Last week, he "joked" in New York that freedom of expression is not being suppressed in Russia, because there was never any such freedom to begin with to suppress. In Camp David last week, Putin told a strange and potentially embarrassing story of how the Kremlin was "approached several times" by supporters of Osama bin Laden after Sept. 11, 2001, and offered an alliance that was refused only because of good personal relations with President George W. Bush.

This week, at the UN World Climate Change Conference, Putin needlessly offended environmentalists and many European nations by refusing to even consider ratifying the Kyoto agreement anytime soon. (Without Moscow's consent Kyoto cannot go into effect.)

Putin could easily have garnered plenty of international esteem by simply announcing that the Kremlin would send Kyoto to the State Duma for ratification. Afterward, the document could be kept in parliament for as long as needed for "consideration" and it would not be seen as the Kremlin's fault. Instead, Putin added insult to injury by making a politically incorrect joke about Russia being a country with a chilly climate that could benefit from global warming.

Putin speaks good German and is studying English. He is genuine when he talks of a desire for Russia to become part of Europe. But our president and his advisers obviously do not understand much about how the West functions or what is needed to become a part of it.

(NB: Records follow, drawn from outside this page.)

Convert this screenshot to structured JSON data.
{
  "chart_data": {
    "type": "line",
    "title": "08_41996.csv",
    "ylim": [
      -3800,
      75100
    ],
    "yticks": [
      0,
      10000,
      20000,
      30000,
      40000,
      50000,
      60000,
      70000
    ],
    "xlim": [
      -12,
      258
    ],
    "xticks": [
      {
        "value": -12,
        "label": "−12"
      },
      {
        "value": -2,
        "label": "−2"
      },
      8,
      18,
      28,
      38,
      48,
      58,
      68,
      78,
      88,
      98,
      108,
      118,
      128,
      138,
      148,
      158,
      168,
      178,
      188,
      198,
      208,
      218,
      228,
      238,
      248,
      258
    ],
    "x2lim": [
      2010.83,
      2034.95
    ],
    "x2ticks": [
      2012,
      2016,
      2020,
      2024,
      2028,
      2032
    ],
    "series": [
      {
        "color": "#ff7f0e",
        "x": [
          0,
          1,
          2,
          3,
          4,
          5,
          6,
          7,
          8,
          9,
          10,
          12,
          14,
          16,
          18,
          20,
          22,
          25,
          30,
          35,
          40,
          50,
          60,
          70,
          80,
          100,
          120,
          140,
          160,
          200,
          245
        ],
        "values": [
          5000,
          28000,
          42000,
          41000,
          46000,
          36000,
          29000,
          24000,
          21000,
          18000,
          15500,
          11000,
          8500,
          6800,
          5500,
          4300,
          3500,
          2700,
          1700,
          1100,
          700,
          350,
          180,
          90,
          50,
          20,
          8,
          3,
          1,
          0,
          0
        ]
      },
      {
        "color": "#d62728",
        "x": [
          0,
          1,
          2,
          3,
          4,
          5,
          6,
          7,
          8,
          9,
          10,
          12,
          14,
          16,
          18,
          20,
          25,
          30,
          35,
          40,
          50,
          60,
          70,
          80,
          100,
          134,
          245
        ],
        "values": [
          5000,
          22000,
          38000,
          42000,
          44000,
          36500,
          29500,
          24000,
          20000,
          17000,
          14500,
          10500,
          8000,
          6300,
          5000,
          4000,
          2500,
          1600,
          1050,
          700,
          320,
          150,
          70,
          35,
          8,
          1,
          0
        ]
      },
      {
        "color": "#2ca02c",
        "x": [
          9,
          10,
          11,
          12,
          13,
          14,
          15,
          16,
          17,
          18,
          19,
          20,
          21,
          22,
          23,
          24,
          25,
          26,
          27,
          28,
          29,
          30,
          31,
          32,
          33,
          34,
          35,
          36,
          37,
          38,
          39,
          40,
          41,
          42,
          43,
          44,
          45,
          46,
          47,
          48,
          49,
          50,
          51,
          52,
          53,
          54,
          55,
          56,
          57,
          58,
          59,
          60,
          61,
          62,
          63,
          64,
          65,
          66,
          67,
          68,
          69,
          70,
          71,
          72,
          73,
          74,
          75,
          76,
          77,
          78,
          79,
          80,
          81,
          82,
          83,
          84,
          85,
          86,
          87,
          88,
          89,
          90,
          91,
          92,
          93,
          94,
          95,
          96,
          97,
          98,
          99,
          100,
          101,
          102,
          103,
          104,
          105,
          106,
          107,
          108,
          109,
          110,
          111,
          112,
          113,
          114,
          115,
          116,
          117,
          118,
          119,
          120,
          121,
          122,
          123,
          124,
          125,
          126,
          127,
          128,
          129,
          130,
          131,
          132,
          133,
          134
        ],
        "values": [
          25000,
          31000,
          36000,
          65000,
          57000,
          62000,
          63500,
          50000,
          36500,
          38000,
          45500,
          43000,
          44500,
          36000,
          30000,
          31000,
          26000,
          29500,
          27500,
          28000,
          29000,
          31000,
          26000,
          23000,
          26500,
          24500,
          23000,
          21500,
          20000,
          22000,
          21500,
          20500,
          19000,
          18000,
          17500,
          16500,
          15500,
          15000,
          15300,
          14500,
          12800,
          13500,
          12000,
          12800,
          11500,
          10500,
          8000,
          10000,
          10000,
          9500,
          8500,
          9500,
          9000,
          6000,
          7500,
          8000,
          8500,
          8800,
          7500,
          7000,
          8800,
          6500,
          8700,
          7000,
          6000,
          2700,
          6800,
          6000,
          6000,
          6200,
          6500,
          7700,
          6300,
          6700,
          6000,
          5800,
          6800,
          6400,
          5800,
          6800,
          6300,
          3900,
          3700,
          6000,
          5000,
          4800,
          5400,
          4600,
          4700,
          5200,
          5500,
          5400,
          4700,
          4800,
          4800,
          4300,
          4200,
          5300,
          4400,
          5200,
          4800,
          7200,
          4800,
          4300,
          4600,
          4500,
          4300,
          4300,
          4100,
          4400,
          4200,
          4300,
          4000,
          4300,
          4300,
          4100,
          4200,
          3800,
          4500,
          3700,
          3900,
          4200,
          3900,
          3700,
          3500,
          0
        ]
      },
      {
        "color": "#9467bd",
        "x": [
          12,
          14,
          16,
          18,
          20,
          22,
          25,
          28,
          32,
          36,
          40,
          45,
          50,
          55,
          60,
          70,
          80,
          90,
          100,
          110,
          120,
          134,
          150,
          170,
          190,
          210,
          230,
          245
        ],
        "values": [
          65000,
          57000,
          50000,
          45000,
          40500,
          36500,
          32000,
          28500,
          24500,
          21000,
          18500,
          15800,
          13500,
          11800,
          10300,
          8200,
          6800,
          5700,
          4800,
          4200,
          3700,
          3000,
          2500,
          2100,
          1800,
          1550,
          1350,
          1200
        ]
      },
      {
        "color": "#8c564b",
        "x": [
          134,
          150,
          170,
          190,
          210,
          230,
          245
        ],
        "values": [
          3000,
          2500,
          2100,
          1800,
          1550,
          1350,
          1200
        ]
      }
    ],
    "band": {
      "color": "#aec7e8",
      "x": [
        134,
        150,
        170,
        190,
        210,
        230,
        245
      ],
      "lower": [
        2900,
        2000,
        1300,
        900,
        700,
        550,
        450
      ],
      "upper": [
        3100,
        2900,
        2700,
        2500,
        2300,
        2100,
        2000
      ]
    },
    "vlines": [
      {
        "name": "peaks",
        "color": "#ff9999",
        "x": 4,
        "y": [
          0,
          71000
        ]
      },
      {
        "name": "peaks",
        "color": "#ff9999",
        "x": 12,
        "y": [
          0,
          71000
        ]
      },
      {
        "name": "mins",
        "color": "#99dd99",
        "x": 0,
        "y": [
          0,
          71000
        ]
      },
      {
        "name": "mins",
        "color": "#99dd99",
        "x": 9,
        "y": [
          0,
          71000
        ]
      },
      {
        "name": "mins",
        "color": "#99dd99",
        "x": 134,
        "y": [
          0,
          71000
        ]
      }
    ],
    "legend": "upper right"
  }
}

In Soviet times, our Communist leaders, diplomats, generals and spooks truly believed that Western countries were, in essence, similar to ours: that democracy was a PR sham, and that independent media, representative government and an independent judiciary were just covers for the real bosses who rule the West.

These Soviet spooks, generals and diplomats continue to rule Russia. In today's "democratic" Russia, parliament is indeed a sham, elections are rigged, the judiciary is corrupt, and most media outlets are propaganda machines.

Most members of the Russian elite, including Putin, truly believe that in the last decade Russia has made great strides toward becoming part of the West. We now have all the paraphernalia of a functioning democracy and our president is everybody's friend, so why is Russia still kept out in the cold?

Russia is corrupt, but the West is also corrupt. Tycoons are tried and sometimes convicted in the West for stealing, so why is Putin indicted for knocking his own oligarchs around and handing out the loot to his minions? Why do Western journalists constantly embarrass Putin by asking questions about Russian atrocities in Chechnya?

Putin has repeatedly and openly offered a pact of friendship: We abuse human rights in Chechnya, you in turn do the same in Iraq, and we'll all be happy partners and allies. But in return a campaign of "anti-Russian libel" engulfed the editorial pages of major U.S. newspapers last week.

Now the Kremlin is trying to work out who is behind it. The exiled oligarch Boris Berezovsky, perhaps? Could silencing him for good solve the problem of integrating Russia with the West?

Pavel Felgenhauer is an independent defense analyst.